The new targeted funds, or TLTROs, will be tied to lending to the mostly smaller firms that are the 18-country euro zone’s economic backbone.
Markets will be watching an announcement on the total amount of the loans allotted, due at around 4.15 a.m. ET, to gauge banks’ appetite for the funds as they try to assess how effective the measure will be in getting banks to lend more to companies.
Banks can potentially borrow up to 400 billion euros at tenders this week and in December, at a slight premium to the ECB’s regular funding operations, with opportunities to take additional loans running through to mid-2016.
A Reuters poll of 20 money market traders pointed to banks taking over three quarters of the sum on offer, snapping up 133 billion euros at Thursday’s offering and a further 200 billion on December 11.
“We would warn about drawing too strong conclusions from the September round,” said ABN Amro analyst Nick Kounis, who expects a total take up of 350 billion euros this year. “The take-up might be heavily skewed to December.”
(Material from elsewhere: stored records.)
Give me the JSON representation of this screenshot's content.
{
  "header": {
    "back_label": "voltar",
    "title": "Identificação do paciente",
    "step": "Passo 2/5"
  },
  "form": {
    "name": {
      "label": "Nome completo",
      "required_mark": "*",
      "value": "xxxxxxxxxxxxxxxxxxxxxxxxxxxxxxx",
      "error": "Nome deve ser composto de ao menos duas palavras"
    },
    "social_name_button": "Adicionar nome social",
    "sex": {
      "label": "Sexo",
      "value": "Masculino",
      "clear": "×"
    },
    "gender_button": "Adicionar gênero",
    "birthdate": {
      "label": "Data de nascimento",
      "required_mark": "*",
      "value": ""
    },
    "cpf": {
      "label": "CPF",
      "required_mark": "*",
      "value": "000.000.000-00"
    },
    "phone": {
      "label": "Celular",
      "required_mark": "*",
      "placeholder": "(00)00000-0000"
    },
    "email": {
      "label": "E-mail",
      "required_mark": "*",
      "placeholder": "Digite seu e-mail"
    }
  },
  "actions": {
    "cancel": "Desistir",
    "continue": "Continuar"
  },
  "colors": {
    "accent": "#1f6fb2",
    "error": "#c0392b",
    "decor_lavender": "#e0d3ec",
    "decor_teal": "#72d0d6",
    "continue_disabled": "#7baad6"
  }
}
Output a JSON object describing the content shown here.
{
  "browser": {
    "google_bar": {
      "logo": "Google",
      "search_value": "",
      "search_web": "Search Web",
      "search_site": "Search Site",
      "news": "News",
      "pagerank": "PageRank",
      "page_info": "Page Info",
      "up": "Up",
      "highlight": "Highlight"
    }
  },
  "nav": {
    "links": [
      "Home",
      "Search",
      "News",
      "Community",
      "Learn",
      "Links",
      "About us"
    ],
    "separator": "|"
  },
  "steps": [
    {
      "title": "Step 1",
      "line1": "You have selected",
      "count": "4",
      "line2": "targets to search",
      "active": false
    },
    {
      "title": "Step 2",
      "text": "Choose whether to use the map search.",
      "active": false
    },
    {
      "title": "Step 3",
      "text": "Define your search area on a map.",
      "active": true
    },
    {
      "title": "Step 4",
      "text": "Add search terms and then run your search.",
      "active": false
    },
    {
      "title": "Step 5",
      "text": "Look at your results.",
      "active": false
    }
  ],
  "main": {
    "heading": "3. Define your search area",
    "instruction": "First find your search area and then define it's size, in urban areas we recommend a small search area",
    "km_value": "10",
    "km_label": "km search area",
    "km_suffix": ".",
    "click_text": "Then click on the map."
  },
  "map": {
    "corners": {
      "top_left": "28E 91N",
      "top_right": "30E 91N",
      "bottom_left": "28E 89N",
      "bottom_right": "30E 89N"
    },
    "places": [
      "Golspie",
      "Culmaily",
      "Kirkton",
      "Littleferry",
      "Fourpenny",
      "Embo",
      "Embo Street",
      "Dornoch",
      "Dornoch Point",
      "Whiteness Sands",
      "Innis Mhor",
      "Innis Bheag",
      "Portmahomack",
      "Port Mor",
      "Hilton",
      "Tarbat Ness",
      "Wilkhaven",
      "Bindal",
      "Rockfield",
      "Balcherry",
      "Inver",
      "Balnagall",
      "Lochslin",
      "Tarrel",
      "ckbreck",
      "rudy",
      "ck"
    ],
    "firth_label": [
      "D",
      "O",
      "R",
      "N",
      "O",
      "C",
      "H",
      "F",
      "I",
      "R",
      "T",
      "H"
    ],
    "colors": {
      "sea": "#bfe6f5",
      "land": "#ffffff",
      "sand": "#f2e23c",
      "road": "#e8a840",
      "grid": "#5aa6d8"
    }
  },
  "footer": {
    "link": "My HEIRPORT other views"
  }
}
Banks might want to wait until they find out more details in October of the ECB’s other stimulus steps, including its plans to buy asset-backed securities and covered bonds. They may also choose to hold on to their existing crisis loans for a bit.
The ECB flooded the market with cheap three-year loans at the height of the debt crisis in late 2011 and early 2012. They expire early next year and many banks are expected to use the new four-year loans to fund redemptions.
Figures on Friday showing how much of those crisis loans banks will repay next week and the result of next week’s main refinancing operation may give an indication of how much will be rolled over into the new operations.
Nomura, which forecasts total take-up this year of between 250 billion and 300 billion euros, expects Italian and Spanish banks to make full use of their four-year loan allowances, which it puts at 75 billion and 54 billion euros, respectively.
“Core banks have been more muted about participation intentions, with a couple of banks outlining reluctance or cautiousness about TLTRO involvement,” Nomura analysts said.